Cast
- Starring John Barrowman – Captain Jack Harkness; Eve Myles – Gwen Cooper; Burn Gorman – Owen Harper; Naoko Mori – Toshiko Sato; Gareth David-Lloyd – Ianto Jones;
- Others Kai Owen – Rhys Williams; Louise Delamere – Diane; Mark Lewis Jones – John Ellis; Olivia Hallinan – Emma; Sam Beazley – Alan Ellis; Marion Fenner – Nurse; Janine Carrington – Alesha; Rhea Bailey – Jade; Andrew MacBean – Flying instructor; Ciaran Dowd – Barman;

Production
- Directed by: Alice Troughton
- Written by: Catherine Tregenna
- Script editor: Brian Minchin
- Produced by: Richard Stokes Chris Chibnall (co-producer)
- Executive producers: Russell T Davies Julie Gardner
- Music by: Ben Foster
- Production code: 1.10
- Series: Series 1
- Running time: 50 mins
- First broadcast: 17 December 2006

Chronology
| ← Preceded by "Random Shoes" | Followed by → "Combat" |

= Out of Time (Torchwood) =

2006 Torchwood episode

"Out of Time" is the tenth episode of the first series of the British science fiction television series Torchwood, which was originally broadcast on the digital television channel BBC Three on 17 December 2006.

The episode involves the alien-hunting team Torchwood taking care of and trying to acclimatise a pilot and two passengers of an aircraft from 1953 who were brought forward to early 21st-century Cardiff.

== Plot ==
The vintage biplane airliner the Sky Gypsy passes through the Rift from 1953 to the present. Torchwood help the three people on board, pilot Diane Holmes and passengers Emma Louise Cowell and John Ellis, with room and board while assisting them in adapting to modern conveniences. The three travelers separate, pairing off with members of Torchwood.

Owen tries to help Diane to get flying lessons so she can pilot a modern aircraft, but finds that she will have to wait weeks to take them, but airplanes of today are largely flown via instruments and autopilot, much to Diane's disappointment as she does not believe it constitutes "real flying". Her biplane licence has also expired. After a romantic night with Owen, Diane secretly leaves to fly the Sky Gypsy off through the same pattern, hoping to fly through the Rift back to 1953, but if not to simply explore the world. Owen realises that their relationship is different than any he's had before; he actually loves her as a person, rather just being attracted to her sexually. When he wakes up, Owen warns her that she may end up anywhere, but she refuses to heed his advice before she flies off.

John finds that his son Alan is still alive but has Alzheimer's disease and is in a nursing home, with no children to help look after him.

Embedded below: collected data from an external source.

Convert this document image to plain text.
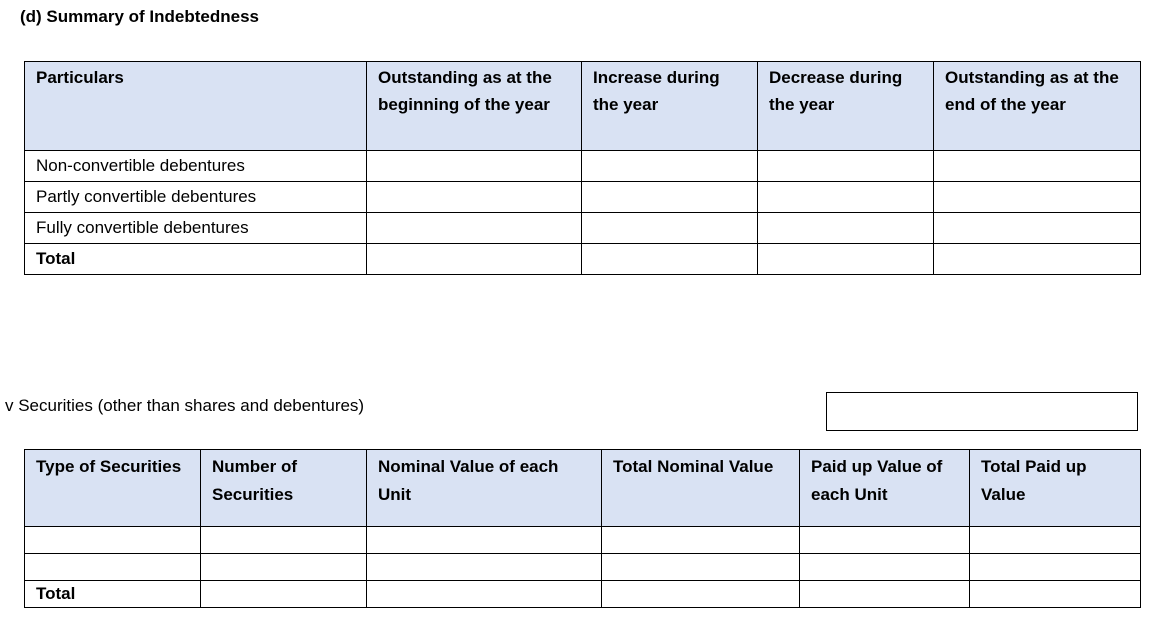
(d) Summary of Indebtedness
Particulars	Outstanding as at the beginning of the year	Increase during the year	Decrease during the year	Outstanding as at the end of the year
Non-convertible debentures				
Partly convertible debentures				
Fully convertible debentures				
Total				
v Securities (other than shares and debentures)
Type of Securities	Number of Securities	Nominal Value of each Unit	Total Nominal Value	Paid up Value of each Unit	Total Paid up Value

Total					
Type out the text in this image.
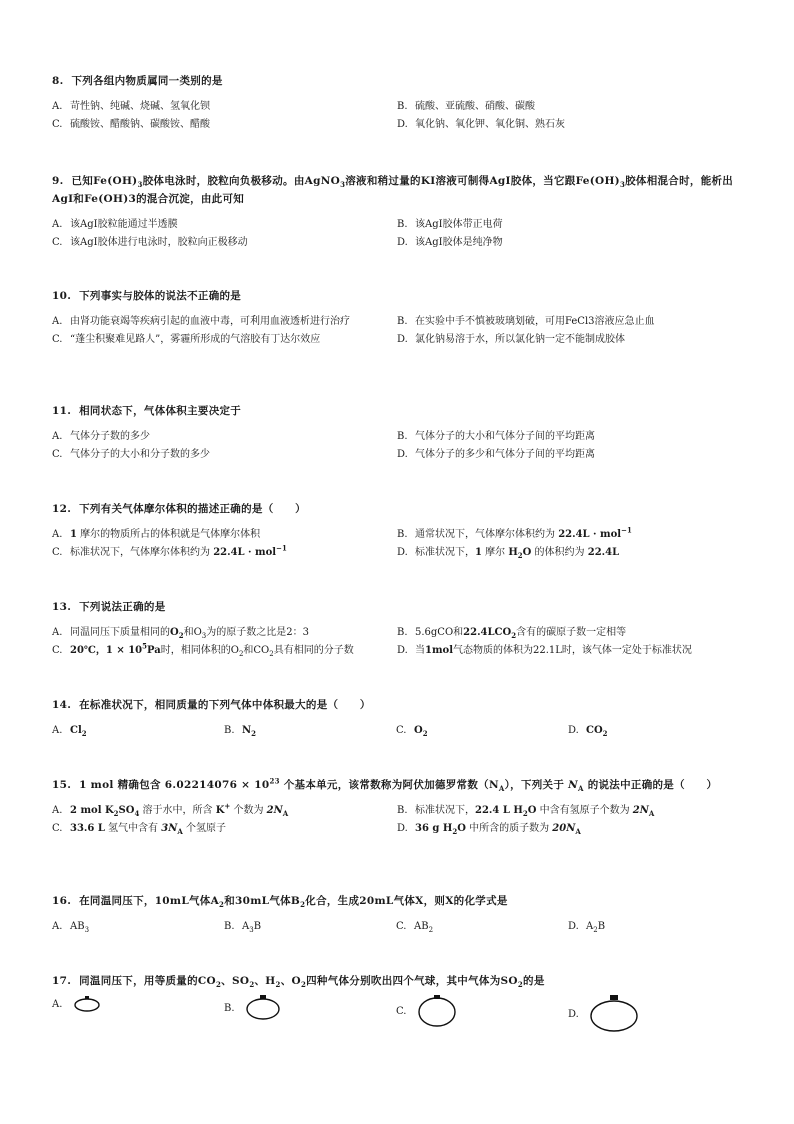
8. 下列各组内物质属同一类别的是

A. 苛性钠、纯碱、烧碱、氢氧化钡	B. 硫酸、亚硫酸、硝酸、碳酸
C. 硫酸铵、醋酸钠、碳酸铵、醋酸	D. 氧化钠、氧化钾、氧化铜、熟石灰

9. 已知$Fe(OH)_3$胶体电泳时，胶粒向负极移动。由AgNO$_3$溶液和稍过量的KI溶液可制得AgI胶体，当它跟$Fe(OH)_3$胶体相混合时，能析出AgI和Fe(OH)3的混合沉淀，由此可知

A. 该AgI胶粒能通过半透膜	B. 该AgI胶体带正电荷
C. 该AgI胶体进行电泳时，胶粒向正极移动	D. 该AgI胶体是纯净物

10. 下列事实与胶体的说法不正确的是

A. 由肾功能衰竭等疾病引起的血液中毒，可利用血液透析进行治疗	B. 在实验中手不慎被玻璃划破，可用FeCl3溶液应急止血
C. “蓬尘积聚难见路人”，雾霾所形成的气溶胶有丁达尔效应	D. 氯化钠易溶于水，所以氯化钠一定不能制成胶体

11. 相同状态下，气体体积主要决定于

A. 气体分子数的多少	B. 气体分子的大小和气体分子间的平均距离
C. 气体分子的大小和分子数的多少	D. 气体分子的多少和气体分子间的平均距离

12. 下列有关气体摩尔体积的描述正确的是（　　）

A. 1 摩尔的物质所占的体积就是气体摩尔体积	B. 通常状况下，气体摩尔体积约为 22.4L · mol$^{-1}$
C. 标准状况下，气体摩尔体积约为 22.4L · mol$^{-1}$	D. 标准状况下，1 摩尔 $H_2O$ 的体积约为 22.4L

13. 下列说法正确的是

A. 同温同压下质量相同的$O_2$和$O_3$为的原子数之比是2：3	B. 5.6gCO和$22.4LCO_2$含有的碳原子数一定相等
C. 20℃，$1 \times 10^5Pa$时，相同体积的$O_2$和$CO_2$具有相同的分子数	D. 当1mol气态物质的体积为22.1L时，该气体一定处于标准状况

14. 在标准状况下，相同质量的下列气体中体积最大的是（　　）

A. $Cl_2$	B. $N_2$	C. $O_2$	D. $CO_2$

15. 1 mol 精确包含 $6.02214076 \times 10^{23}$ 个基本单元，该常数称为阿伏加德罗常数$(N_A)$，下列关于 $N_A$ 的说法中正确的是（　　）

A. 2 mol $K_2SO_4$ 溶于水中，所含 K+ 个数为 $2N_A$	B. 标准状况下，22.4 L $H_2O$ 中含有氢原子个数为 $2N_A$
C. 33.6 L 氢气中含有 $3N_A$ 个氢原子	D. 36 g $H_2O$ 中所含的质子数为 $20N_A$

16. 在同温同压下，10mL气体$A_2$和30mL气体$B_2$化合，生成20mL气体X，则X的化学式是

A. $AB_3$	B. $A_3B$	C. $AB_2$	D. $A_2B$

17. 同温同压下，用等质量的$CO_2$、$SO_2$、$H_2$、$O_2$四种气体分别吹出四个气球，其中气体为$SO_2$的是

A.	B.	C.	D.
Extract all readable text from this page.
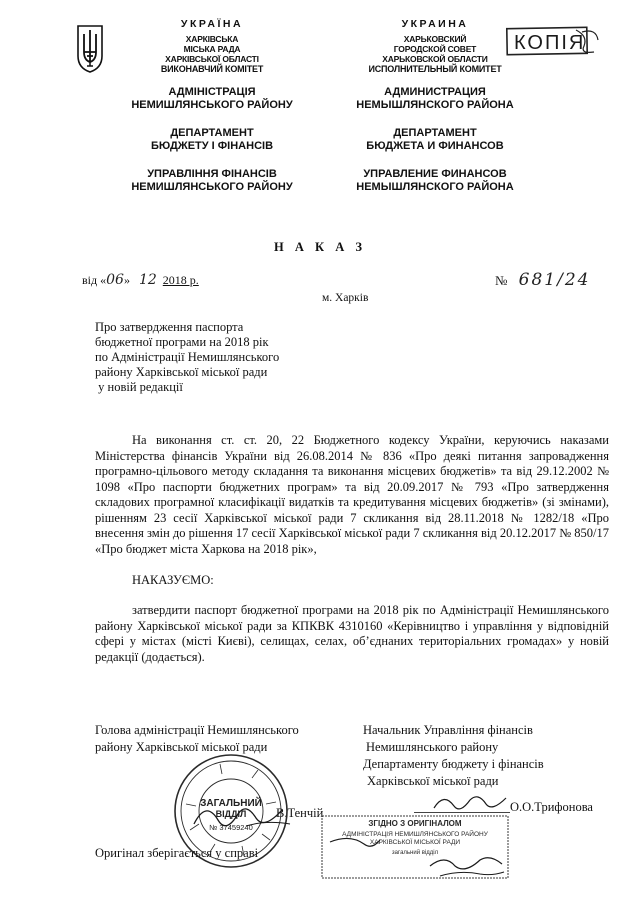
УКРАЇНА
ХАРКІВСЬКА
МІСЬКА РАДА
ХАРКІВСЬКОЇ ОБЛАСТІ
ВИКОНАВЧИЙ КОМІТЕТ
АДМІНІСТРАЦІЯ
НЕМИШЛЯНСЬКОГО РАЙОНУ
ДЕПАРТАМЕНТ
БЮДЖЕТУ І ФІНАНСІВ
УПРАВЛІННЯ ФІНАНСІВ
НЕМИШЛЯНСЬКОГО РАЙОНУ
УКРАИНА
ХАРЬКОВСКИЙ
ГОРОДСКОЙ СОВЕТ
ХАРЬКОВСКОЙ ОБЛАСТИ
ИСПОЛНИТЕЛЬНЫЙ КОМИТЕТ
АДМИНИСТРАЦИЯ
НЕМЫШЛЯНСКОГО РАЙОНА
ДЕПАРТАМЕНТ
БЮДЖЕТА И ФИНАНСОВ
УПРАВЛЕНИЕ ФИНАНСОВ
НЕМЫШЛЯНСКОГО РАЙОНА
КОПІЯ
Н А К А З
від «06» 12 2018 р.	№ 681/24
м. Харків
Про затвердження паспорта
бюджетної програми на 2018 рік
по Адміністрації Немишлянського
району Харківської міської ради
у новій редакції
На виконання ст. ст. 20, 22 Бюджетного кодексу України, керуючись наказами Міністерства фінансів України від 26.08.2014 № 836 «Про деякі питання запровадження програмно-цільового методу складання та виконання місцевих бюджетів» та від 29.12.2002 № 1098 «Про паспорти бюджетних програм» та від 20.09.2017 № 793 «Про затвердження складових програмної класифікації видатків та кредитування місцевих бюджетів» (зі змінами), рішенням 23 сесії Харківської міської ради 7 скликання від 28.11.2018 № 1282/18 «Про внесення змін до рішення 17 сесії Харківської міської ради 7 скликання від 20.12.2017 № 850/17 «Про бюджет міста Харкова на 2018 рік»,
НАКАЗУЄМО:
затвердити паспорт бюджетної програми на 2018 рік по Адміністрації Немишлянського району Харківської міської ради за КПКВК 4310160 «Керівництво і управління у відповідній сфері у містах (місті Києві), селищах, селах, об’єднаних територіальних громадах» у новій редакції (додається).
Голова адміністрації Немишлянського
району Харківської міської ради
Начальник Управління фінансів
Немишлянського району
Департаменту бюджету і фінансів
Харківської міської ради
В.Тенчій	О.О.Трифонова
Оригінал зберігається у справі
ЗАГАЛЬНИЙ
ВІДДІЛ
№ 37459240	ЗГІДНО З ОРИГІНАЛОМ
АДМІНІСТРАЦІЯ НЕМИШЛЯНСЬКОГО РАЙОНУ
ХАРКІВСЬКОЇ МІСЬКОЇ РАДИ
загальний відділ
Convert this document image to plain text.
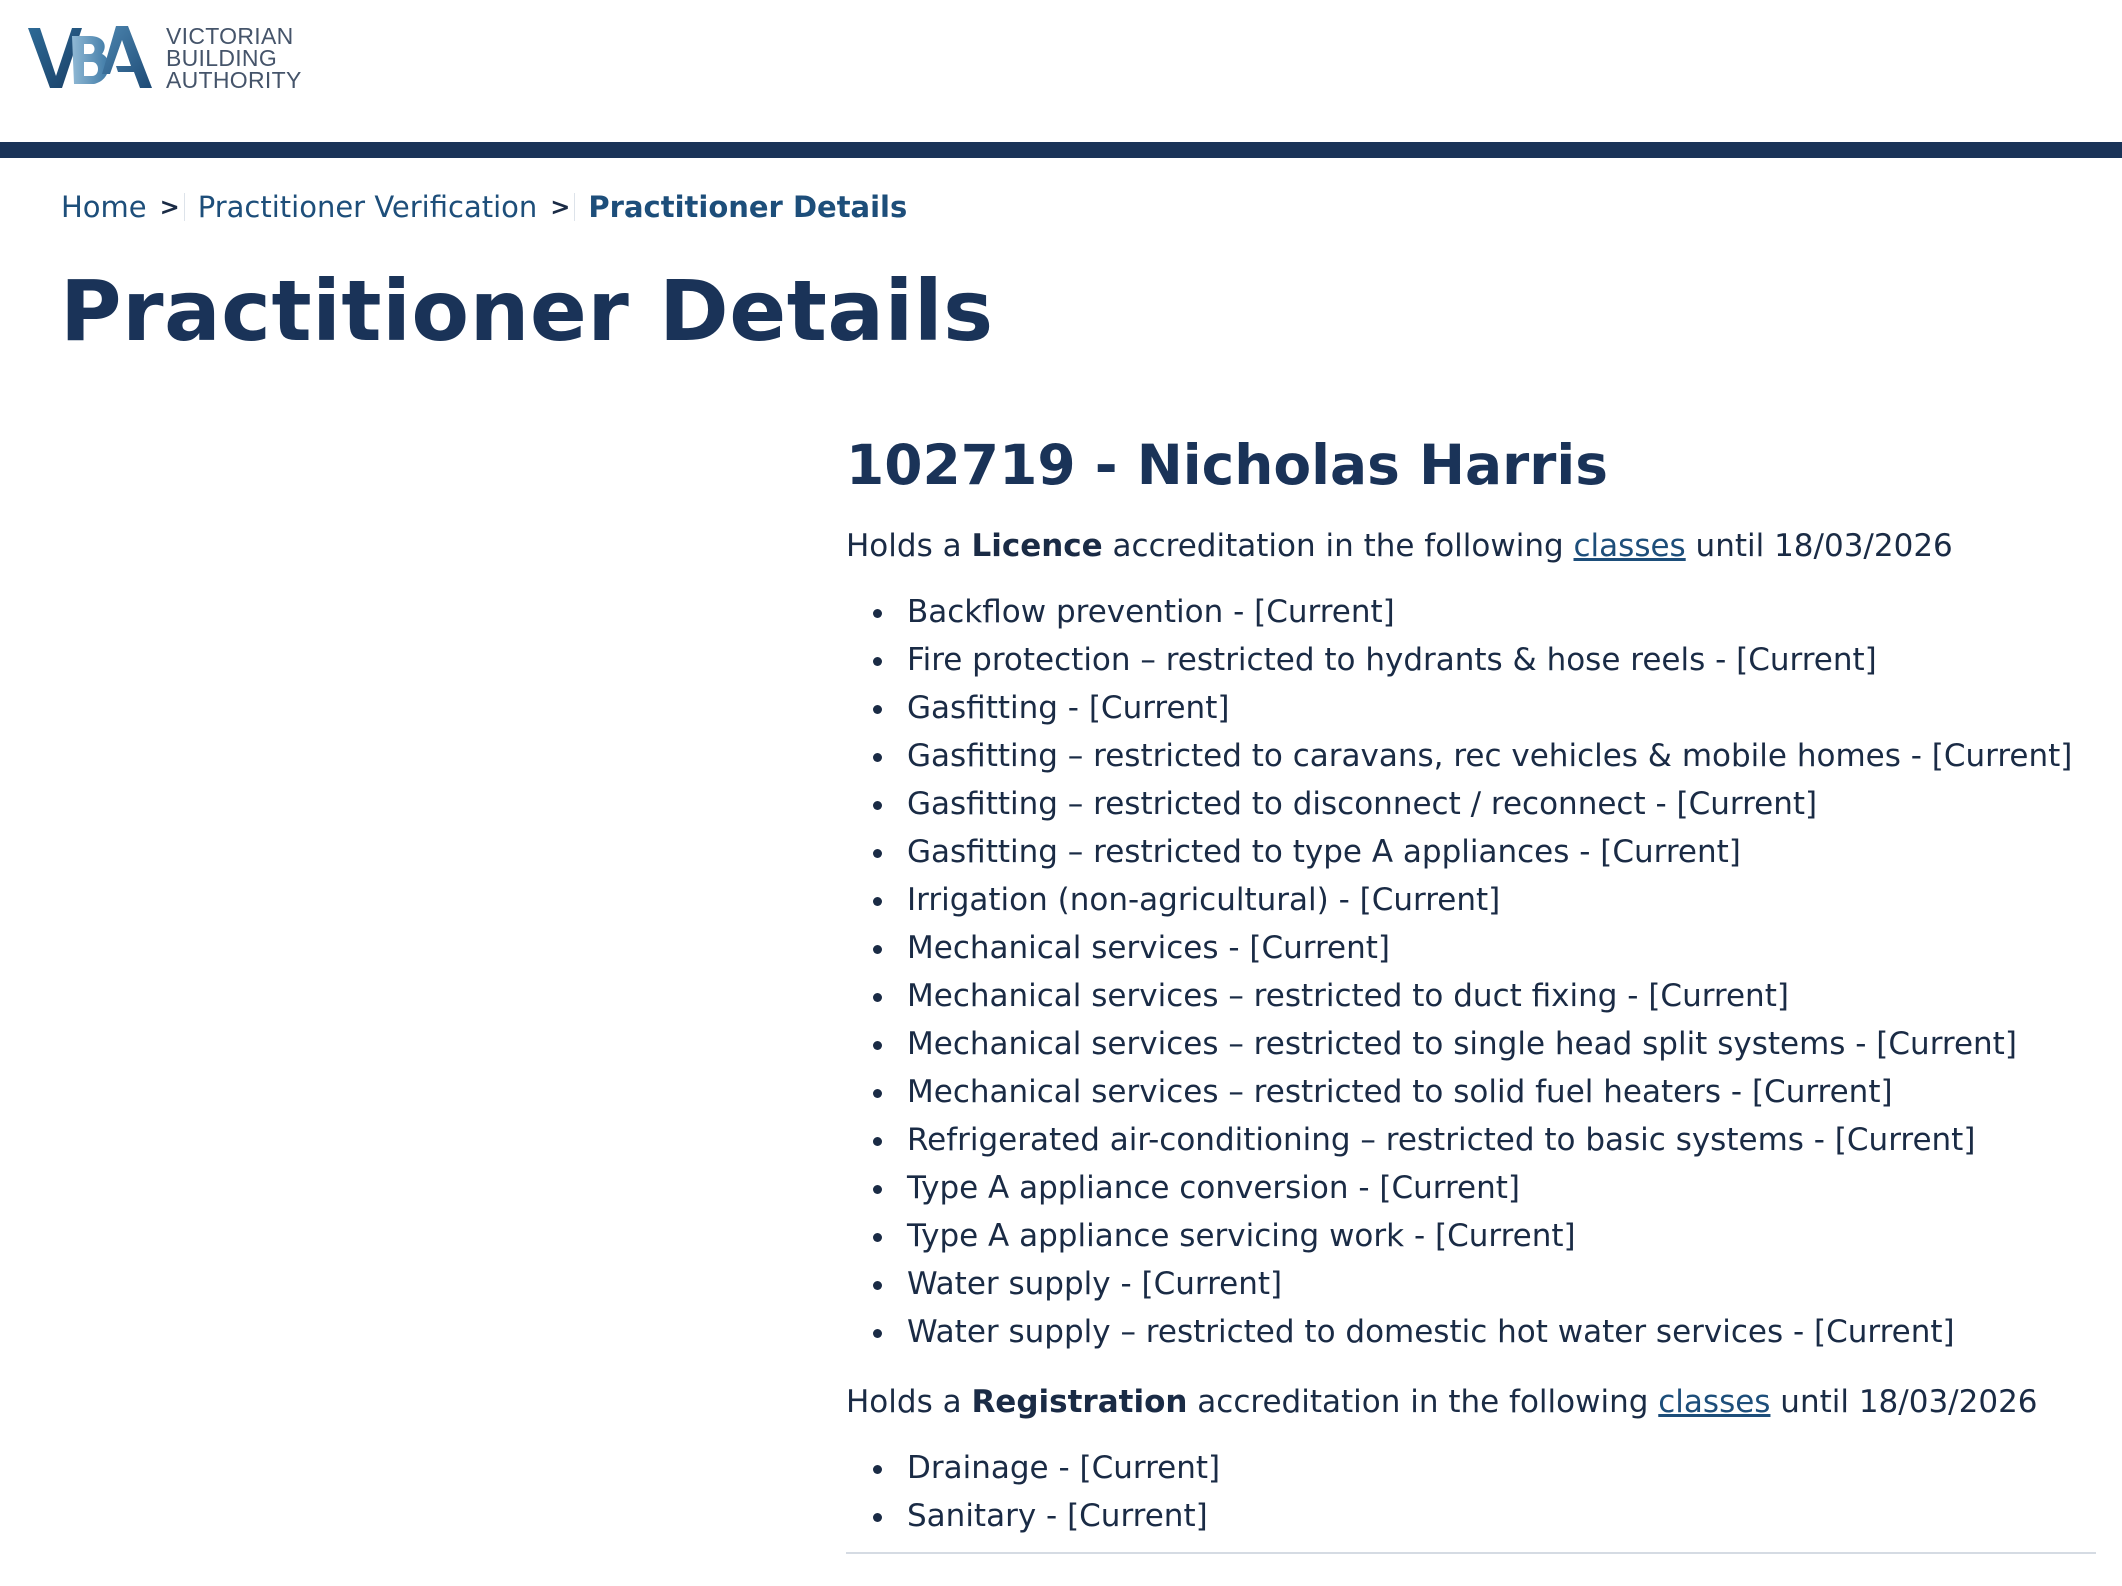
VICTORIAN
BUILDING
AUTHORITY
Home > Practitioner Verification > Practitioner Details
Practitioner Details
102719 - Nicholas Harris

Holds a Licence accreditation in the following classes until 18/03/2026

Backflow prevention - [Current]
Fire protection – restricted to hydrants & hose reels - [Current]
Gasfitting - [Current]
Gasfitting – restricted to caravans, rec vehicles & mobile homes - [Current]
Gasfitting – restricted to disconnect / reconnect - [Current]
Gasfitting – restricted to type A appliances - [Current]
Irrigation (non-agricultural) - [Current]
Mechanical services - [Current]
Mechanical services – restricted to duct fixing - [Current]
Mechanical services – restricted to single head split systems - [Current]
Mechanical services – restricted to solid fuel heaters - [Current]
Refrigerated air-conditioning – restricted to basic systems - [Current]
Type A appliance conversion - [Current]
Type A appliance servicing work - [Current]
Water supply - [Current]
Water supply – restricted to domestic hot water services - [Current]

Holds a Registration accreditation in the following classes until 18/03/2026

Drainage - [Current]
Sanitary - [Current]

John becomes very remorseful at missing Alan's life and being unable to adapt to modern times. When Jack discovers that Ianto's car has gone missing, he believes John has taken it, and finds him in the garage of his old home ready to commit suicide by carbon monoxide poisoning. John asks Jack to help him end his life with dignity. Jack holds John's hand as they succumb to the fumes and die; Jack resurrects immediately afterwards.

Emma bonds with Gwen, and discovers that sex is much more promiscuous than in the 1950s. Gwen and her boyfriend Rhys help Emma to become more accustomed to modern romance, although Rhys' trust in Gwen is damaged when he learns that her story about Emma being a distant relative is false. Emma's skills as a "retro" fashion artist land her a job in London. Gwen tries to convince her to stay in Cardiff, but tearfully helps Emma off to a bus station to enjoy her new life.

==Continuity==
- The Sky Gypsy is a de Havilland Dragon Rapide. It is identified as a de Havilland on the Torchwood Institute web site (where it is misnamed the Sea Gipsy).
- Diane's fate is not shown in the episode. A vision of her appears to Owen in "End of Days", begging him to be "brought back".
- When Jack is talking to John after his suicide attempt, he says that after you die, there is just black, partially echoing Suzie Costello in "They Keep Killing Suzie."